Latuharhary, Rezim pengaturan organisasi kemasyarakatan di Indonesia semakin
ketat sejak diberlakukan UU Nomor 17 Tahun 2013 tentang Organisasi
Kemasyarakatan yang kemudian diubah dengan UU Nomor 2 Tahun 2017. Perubahan
regulasi yang baru bukan memberikan keleluasaan dan kelenturan, justru semakin
mempertajam tingkat represi negara terhadap kehidupan sipil. Situasi inilah
yang salah satunya melatarbelakangi Komnas HAM RI berupaya menafsirkan dan
memberikan batasan melalui norma-norma yang berkaitan dengan kebebasan
berkumpul dan berorganisasi. Kondisi ini menjadi suatu kebutuhan yang mendesak
dan patut untuk diprioritaskan.
Untuk mendapatkan masukan dari berbagai pemangku kepentingan,
Komnas HAM melalui Bagian Pengkajian dan Penelitian Komnas HAM,
pada Selasa, 09 April 2019 melaksanakan diskusi kelompok terfokus (Focus Group Discussion) untuk membahas
penyusunan Standar Norma dan Setting
Kebebasan Berkumpul dan Berorganisasi.
Komnas HAM menegaskan bahwa standar norma dan setting
Kebebasan Berkumpul dan Berorganisasi kelak dapat dijadikan panduan bukan hanya
bagi praktek-praktek berkumpul dan berorganisasi di lapangan, tetapi juga bisa
menjadi salah satu rujukan bagi Hakim dalam memutuskan suatu perkara. “Harapannya, Standar Setting dan Norma
Kebebasan Berkumpul dan Berorganisasi ini kelak bisa digunakan Hakim di MK atau
MA sebagai rujukan.
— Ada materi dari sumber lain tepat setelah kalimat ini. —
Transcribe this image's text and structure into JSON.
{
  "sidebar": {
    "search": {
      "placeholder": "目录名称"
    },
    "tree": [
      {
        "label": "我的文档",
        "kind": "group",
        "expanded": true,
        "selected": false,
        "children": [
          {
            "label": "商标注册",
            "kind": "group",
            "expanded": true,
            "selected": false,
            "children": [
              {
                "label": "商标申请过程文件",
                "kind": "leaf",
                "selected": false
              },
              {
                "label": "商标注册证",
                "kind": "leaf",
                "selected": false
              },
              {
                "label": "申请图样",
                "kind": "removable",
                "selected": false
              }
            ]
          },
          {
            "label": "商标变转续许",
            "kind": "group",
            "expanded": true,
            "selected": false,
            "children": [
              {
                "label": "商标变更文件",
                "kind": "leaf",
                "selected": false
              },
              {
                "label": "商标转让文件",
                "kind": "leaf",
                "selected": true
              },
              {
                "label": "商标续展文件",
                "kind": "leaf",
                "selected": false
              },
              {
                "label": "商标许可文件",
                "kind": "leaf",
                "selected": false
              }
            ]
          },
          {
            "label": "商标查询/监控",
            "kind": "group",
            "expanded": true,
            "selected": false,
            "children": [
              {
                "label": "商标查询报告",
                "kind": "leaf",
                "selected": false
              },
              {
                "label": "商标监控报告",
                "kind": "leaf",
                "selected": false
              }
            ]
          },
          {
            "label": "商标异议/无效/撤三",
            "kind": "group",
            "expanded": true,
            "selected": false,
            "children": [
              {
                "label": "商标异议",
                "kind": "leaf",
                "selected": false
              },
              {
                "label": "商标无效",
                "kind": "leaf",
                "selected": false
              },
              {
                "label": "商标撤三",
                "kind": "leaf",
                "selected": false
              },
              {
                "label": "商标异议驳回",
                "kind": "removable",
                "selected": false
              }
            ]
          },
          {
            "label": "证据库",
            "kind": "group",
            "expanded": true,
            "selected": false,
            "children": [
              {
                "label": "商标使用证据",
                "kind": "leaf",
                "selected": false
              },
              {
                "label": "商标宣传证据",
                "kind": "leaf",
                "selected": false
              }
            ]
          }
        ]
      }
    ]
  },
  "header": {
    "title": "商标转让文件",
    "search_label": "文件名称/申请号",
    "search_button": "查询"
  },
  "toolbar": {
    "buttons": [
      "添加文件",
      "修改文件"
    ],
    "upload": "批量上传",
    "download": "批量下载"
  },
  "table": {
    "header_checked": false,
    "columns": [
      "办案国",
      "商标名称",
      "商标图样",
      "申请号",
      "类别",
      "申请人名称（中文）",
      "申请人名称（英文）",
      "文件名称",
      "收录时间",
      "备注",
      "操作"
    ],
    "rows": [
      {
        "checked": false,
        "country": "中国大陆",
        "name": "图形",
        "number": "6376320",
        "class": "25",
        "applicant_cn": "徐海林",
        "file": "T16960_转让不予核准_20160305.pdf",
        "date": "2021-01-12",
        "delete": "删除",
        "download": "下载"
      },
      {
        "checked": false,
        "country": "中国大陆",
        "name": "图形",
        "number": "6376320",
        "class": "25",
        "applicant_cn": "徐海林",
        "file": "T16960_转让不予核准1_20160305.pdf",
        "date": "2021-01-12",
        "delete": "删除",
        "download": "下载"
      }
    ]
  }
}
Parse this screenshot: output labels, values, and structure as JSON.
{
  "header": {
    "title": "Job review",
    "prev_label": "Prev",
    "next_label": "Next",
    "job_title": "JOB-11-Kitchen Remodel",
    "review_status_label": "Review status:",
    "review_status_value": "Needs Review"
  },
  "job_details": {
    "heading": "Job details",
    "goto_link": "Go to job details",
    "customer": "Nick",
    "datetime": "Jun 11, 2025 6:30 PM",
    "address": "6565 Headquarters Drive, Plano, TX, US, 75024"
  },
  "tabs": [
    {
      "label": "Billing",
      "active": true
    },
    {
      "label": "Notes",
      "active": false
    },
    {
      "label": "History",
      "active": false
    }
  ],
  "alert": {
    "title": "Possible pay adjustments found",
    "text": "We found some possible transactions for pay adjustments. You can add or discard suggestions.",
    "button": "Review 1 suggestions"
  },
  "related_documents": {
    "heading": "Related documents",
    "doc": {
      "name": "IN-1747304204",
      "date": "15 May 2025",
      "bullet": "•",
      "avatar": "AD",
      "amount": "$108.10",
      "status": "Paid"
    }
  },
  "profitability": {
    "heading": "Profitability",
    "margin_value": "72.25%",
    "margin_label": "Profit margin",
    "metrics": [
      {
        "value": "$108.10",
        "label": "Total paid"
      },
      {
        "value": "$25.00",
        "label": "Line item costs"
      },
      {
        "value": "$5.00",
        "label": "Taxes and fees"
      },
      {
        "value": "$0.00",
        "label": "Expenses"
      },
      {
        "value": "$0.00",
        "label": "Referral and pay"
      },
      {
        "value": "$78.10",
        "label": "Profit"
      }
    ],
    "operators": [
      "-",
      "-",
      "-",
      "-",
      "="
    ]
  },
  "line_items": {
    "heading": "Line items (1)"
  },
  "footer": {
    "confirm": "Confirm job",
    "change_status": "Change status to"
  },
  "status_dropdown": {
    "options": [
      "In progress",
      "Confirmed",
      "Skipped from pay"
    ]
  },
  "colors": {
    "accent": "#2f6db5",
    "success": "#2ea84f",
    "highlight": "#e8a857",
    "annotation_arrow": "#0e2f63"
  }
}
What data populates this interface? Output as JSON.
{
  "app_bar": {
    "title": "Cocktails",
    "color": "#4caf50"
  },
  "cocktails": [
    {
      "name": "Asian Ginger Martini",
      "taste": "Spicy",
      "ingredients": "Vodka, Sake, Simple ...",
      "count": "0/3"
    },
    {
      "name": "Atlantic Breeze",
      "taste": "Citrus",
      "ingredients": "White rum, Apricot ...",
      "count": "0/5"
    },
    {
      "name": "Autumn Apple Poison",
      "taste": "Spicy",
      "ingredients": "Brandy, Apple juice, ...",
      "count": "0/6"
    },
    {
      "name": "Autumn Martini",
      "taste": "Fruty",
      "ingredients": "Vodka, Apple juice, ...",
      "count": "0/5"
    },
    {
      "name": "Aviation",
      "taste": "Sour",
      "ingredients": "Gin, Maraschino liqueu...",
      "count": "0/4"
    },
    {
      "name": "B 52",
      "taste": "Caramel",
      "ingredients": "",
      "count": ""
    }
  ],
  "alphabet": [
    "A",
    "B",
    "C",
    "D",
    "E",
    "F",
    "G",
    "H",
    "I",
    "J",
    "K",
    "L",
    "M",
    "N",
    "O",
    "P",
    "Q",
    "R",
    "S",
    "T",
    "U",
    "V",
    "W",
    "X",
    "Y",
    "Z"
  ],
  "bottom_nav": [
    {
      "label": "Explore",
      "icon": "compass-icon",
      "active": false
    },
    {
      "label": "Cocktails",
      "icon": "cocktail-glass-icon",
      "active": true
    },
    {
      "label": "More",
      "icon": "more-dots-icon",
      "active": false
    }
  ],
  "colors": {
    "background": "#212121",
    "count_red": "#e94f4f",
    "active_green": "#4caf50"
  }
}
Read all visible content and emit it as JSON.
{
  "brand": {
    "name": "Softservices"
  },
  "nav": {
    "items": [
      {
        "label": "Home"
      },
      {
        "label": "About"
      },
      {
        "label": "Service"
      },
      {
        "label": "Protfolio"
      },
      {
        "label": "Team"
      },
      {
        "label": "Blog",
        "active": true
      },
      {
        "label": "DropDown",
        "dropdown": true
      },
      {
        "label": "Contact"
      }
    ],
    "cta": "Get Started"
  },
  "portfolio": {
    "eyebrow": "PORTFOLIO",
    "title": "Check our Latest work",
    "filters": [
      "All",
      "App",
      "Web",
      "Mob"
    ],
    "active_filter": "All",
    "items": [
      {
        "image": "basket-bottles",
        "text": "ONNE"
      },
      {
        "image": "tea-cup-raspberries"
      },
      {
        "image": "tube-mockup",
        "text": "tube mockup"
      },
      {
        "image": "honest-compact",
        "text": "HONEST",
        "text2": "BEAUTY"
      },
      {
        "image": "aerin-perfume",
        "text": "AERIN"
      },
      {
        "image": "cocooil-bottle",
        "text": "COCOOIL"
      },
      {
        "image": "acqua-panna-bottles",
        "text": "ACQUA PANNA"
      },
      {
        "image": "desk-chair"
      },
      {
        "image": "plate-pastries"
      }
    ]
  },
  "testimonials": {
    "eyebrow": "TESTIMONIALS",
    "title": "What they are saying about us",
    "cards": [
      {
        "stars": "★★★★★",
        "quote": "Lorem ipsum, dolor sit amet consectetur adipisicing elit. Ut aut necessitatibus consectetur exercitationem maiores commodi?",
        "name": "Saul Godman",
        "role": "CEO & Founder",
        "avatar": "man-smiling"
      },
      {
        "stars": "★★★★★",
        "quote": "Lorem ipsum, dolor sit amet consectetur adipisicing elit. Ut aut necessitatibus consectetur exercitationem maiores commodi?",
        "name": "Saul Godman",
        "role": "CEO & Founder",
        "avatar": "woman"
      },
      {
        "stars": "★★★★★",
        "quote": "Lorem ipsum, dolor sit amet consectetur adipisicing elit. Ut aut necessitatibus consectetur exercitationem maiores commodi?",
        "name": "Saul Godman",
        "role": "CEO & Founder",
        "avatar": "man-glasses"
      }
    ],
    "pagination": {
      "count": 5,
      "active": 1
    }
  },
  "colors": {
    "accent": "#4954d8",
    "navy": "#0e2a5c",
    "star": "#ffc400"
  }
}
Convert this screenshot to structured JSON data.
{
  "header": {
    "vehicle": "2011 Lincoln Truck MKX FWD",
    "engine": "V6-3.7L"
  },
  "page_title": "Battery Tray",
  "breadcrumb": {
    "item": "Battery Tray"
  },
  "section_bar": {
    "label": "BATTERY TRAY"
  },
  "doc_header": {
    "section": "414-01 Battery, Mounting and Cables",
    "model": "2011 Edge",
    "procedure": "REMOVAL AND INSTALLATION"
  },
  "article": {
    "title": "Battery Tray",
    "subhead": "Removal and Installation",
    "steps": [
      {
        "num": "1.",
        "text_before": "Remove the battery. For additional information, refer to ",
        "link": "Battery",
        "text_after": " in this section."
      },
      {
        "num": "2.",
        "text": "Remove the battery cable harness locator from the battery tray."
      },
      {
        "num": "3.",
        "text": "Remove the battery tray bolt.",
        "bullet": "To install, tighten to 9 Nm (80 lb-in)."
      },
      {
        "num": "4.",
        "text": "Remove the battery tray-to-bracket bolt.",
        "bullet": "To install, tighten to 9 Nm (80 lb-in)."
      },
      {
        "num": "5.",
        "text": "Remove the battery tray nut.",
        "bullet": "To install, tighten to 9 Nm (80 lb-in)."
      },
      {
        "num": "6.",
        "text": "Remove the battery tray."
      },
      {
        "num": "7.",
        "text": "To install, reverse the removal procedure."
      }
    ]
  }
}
Oleh karena itu,
kita mengharapkan para peserta jangan sungkan memberi masukan di pertama ini masih akan ada
pertemuan-pertemuan selanjutnya guna menggali masukan dari pemerintah maupun
masyarakat ,“ ujar M. Choirul Anam, Komisioner Komnas HAM.
Kegiatan dimaksud mengundang sejumlah pihak yang kompeten dan
relevan dengan isu Kebebasan Berkumpul dan Berorganisasi, baik dari perwakilan
lembaga/institusi pemerintah, serta organisasi masyarakat sipil. Setiap sesi
didahului dengan pertanyaan kunci untuk dan setiap peserta yang hadir
berpartisipasi penuh dan menyampaikan pandangannya terkait ide pembuatan
standar norma dan setting kebebasan berkumpul dan berorganisasi.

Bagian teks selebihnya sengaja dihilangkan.